Now, of course, this requires an explicit argument for why the number of iterations is bounded in this way. Once again the specifics of this argument are beyond the scope of this discussion, but there are some very nice explanations provided in other write-ups and videos, so you will find some pointers to those in the description of this video as well as once again on the course website.
So, please feel free to look these up. These are really nice arguments that establish these bounds. But for now, we are just going to take this as a given and this is the implementation that we will actually discuss in the last segment of this module.
(Refer Slide Time: 22:00)
It turns out that in competitive programming, most people use what is called a Dinic’s algorithm, and this is a further improvement in the sense that it tries to squeeze (out) even more mileage out of each iteration.
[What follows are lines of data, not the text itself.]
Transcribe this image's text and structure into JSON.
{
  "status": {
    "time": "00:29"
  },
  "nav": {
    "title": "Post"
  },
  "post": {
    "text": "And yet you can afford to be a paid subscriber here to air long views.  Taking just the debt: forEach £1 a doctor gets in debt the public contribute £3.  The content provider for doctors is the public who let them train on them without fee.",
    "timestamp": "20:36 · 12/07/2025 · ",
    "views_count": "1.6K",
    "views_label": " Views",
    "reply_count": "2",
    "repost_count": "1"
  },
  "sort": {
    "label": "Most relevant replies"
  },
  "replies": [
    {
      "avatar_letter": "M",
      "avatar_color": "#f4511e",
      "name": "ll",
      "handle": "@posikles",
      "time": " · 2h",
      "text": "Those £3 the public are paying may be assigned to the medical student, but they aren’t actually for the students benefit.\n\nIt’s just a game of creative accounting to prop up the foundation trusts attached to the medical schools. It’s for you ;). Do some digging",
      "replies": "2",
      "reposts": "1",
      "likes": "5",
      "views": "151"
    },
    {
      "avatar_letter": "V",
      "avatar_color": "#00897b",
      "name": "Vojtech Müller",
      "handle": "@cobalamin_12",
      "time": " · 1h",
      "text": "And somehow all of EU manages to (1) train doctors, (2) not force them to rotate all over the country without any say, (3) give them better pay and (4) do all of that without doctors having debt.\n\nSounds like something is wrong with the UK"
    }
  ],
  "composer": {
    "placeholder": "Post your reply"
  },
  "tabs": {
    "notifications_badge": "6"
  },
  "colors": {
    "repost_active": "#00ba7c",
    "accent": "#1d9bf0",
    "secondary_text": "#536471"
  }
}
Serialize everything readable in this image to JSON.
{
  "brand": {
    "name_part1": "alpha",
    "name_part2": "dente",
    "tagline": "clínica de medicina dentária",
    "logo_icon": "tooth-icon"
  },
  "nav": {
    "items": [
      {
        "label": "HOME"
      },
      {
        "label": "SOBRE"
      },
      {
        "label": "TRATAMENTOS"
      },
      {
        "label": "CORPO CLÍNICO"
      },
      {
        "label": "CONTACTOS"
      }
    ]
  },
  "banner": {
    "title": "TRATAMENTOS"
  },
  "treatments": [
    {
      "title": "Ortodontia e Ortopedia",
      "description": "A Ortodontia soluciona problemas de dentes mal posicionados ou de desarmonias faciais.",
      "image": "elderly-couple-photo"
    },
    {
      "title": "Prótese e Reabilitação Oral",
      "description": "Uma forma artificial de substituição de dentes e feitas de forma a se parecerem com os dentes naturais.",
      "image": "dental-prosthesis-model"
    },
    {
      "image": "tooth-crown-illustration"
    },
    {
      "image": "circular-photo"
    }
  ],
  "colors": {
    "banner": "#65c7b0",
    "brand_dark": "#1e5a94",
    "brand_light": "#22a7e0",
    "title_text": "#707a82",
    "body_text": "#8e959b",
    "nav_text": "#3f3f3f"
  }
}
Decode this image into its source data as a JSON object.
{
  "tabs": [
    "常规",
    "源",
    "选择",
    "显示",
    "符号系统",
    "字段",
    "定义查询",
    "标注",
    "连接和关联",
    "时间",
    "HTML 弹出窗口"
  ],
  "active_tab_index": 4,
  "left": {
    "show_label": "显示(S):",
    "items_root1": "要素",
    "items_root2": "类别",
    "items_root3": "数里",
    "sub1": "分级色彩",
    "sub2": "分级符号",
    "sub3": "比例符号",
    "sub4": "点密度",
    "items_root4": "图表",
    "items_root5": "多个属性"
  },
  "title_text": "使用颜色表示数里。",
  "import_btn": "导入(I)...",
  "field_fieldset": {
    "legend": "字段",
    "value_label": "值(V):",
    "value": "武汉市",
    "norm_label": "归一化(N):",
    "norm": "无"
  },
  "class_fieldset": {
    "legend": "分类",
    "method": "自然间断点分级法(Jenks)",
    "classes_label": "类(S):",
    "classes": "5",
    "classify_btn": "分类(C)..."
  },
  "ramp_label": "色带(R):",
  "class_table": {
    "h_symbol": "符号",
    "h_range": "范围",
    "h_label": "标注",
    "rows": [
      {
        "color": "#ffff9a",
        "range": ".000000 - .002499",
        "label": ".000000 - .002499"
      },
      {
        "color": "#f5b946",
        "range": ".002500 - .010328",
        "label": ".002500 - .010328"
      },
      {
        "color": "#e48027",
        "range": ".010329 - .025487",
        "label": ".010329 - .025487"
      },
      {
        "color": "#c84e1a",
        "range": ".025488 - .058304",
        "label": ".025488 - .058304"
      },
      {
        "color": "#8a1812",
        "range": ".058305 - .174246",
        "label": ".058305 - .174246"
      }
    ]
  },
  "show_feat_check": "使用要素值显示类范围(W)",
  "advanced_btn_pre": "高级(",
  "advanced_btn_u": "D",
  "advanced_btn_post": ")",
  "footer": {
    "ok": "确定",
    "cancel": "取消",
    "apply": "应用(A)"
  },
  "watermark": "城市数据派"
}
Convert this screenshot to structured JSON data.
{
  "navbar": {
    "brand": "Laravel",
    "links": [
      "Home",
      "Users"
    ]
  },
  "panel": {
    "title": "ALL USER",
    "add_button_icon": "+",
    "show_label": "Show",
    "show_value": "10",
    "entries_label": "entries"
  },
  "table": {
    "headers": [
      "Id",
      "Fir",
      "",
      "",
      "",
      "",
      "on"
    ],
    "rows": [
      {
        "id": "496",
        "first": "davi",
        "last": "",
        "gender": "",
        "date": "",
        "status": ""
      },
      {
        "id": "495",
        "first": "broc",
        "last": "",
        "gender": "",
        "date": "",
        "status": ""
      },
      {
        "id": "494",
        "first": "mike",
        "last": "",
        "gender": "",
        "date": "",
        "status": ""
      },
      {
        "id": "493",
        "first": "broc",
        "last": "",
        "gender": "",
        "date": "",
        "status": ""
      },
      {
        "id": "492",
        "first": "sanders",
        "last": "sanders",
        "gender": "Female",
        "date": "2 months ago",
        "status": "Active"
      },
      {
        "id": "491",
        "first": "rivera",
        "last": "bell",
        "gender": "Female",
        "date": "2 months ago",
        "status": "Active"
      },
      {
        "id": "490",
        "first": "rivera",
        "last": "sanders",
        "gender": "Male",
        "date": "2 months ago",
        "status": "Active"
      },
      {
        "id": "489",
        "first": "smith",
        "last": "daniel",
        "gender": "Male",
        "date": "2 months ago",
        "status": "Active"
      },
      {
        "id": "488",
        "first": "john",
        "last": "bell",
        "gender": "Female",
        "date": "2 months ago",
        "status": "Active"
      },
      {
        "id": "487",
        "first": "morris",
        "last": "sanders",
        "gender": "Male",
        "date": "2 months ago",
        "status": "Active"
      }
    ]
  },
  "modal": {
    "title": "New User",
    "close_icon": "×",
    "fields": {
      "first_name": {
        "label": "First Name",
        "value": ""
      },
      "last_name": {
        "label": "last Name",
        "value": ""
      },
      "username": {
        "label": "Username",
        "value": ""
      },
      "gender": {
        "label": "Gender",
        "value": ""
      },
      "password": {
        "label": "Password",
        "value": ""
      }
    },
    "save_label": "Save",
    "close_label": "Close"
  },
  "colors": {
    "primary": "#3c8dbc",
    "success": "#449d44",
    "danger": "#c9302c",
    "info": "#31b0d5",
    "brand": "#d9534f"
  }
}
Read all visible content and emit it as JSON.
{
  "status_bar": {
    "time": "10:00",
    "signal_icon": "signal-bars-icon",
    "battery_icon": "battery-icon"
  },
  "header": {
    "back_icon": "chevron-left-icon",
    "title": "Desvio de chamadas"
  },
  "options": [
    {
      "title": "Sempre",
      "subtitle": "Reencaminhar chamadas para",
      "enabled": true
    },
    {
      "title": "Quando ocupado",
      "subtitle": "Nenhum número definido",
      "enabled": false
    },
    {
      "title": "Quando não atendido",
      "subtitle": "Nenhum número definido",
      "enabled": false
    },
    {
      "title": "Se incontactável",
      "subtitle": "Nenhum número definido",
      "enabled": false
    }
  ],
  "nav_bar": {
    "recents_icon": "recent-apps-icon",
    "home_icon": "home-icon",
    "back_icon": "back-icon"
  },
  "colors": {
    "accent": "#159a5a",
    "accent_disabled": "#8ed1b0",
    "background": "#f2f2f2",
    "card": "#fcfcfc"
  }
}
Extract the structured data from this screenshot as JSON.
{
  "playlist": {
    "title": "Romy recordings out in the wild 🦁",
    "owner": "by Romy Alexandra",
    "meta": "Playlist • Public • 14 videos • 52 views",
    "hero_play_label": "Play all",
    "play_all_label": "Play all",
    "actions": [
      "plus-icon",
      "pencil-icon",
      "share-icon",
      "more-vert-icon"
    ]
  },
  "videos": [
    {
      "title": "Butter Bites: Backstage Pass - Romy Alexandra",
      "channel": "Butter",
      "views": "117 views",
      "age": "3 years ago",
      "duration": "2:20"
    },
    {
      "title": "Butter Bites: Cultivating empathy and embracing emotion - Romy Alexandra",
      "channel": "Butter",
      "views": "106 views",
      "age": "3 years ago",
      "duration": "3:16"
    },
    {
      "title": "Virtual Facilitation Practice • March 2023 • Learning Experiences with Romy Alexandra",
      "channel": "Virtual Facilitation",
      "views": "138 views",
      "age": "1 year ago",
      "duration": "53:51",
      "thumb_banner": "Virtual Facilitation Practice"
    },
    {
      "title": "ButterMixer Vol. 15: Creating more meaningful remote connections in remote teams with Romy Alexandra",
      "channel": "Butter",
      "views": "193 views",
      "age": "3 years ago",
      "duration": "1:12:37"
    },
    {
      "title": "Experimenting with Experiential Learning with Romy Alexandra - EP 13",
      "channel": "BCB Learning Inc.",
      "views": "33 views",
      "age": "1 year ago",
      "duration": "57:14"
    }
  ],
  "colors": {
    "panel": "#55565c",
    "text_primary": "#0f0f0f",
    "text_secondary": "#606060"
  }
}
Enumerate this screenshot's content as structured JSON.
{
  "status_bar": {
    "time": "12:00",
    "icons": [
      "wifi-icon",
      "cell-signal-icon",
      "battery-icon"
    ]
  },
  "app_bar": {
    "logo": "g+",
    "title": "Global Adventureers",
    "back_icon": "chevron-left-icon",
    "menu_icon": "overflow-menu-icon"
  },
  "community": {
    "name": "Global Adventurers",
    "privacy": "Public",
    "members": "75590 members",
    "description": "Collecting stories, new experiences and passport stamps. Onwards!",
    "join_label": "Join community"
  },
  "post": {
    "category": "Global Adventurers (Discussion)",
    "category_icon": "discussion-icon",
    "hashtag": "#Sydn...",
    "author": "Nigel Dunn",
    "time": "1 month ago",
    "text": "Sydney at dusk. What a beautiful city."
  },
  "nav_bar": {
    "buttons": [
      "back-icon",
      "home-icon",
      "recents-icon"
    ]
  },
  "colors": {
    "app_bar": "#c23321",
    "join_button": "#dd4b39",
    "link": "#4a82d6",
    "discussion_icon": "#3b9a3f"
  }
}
And it turns out that if you were to follow this approach, then the total number of iterations is actually bounded by n, as opposed to n times m. And the amount of work that you have to do to make each iteration actually succeed is n times m. So, the overall running time is now, n squared m, as opposed to n m squared from before. And this can again be a significant improvement.
So, again Dinic’s algorithm, as I said, tries to leverage more using this notion of blocking flows. So, you want to basically again just get more work done in every iteration somehow. I do not want to go into the details of this here because this is something that we will not be getting into.
It is a little bit beyond the scope of what I think our discussion here is about, but just for completeness, there is an implementation of the next algorithm that is given in the course repository. So, just in case that is something that you need to invoke as a black box, it is available for you. You can take a look at it and if you are curious, you can even familiarize yourself with what is actually going on. Now it turns out that there could be a few problems for which the Edmonds-Karp implementation will actually fail.
(Refer Slide Time: 23:29)
But this one will go through. So on SPOJ, for instance, there is a problem called max flow, and if you try to run the Edmonds-Karp version that we have, it is going to time out. But Dinic’s variant will go through. So, basically, you could be in that situation, and as I said, many people will simply default to using the next algorithm, because that is just, you know, that is just the thing to do if you want to be on the safe side.
So, you are welcome to do that, as long as you know what you are doing, and you know how things plugin. Actually, the overall implementation is very similar. Because the way this works is that we are working with a class called max flow. So, the interface remains exactly the same. It is really the internals that has been swapped out. So, you should have no difficulty using this in implementation.
But the only thing I want to emphasize is that we are not really discussing how exactly this algorithm actually manages this improvement. And once again, if you are curious, there are some nice explanations that have been linked to in the description of this video. So please do go ahead and check that out if you would like to.
Alright. So, with that, I believe we have enough information to get to the implementation. And that is going to happen in the last segment. As always, I welcome you to try it out on your own a little bit before actually following along. And I think that would be a good experience, even if you do not get all of it completely. It will be fun, I think, to give this a shot yourself. But one way or the other, I will look forward to meeting you again in the last segment of this first module. So, see you there!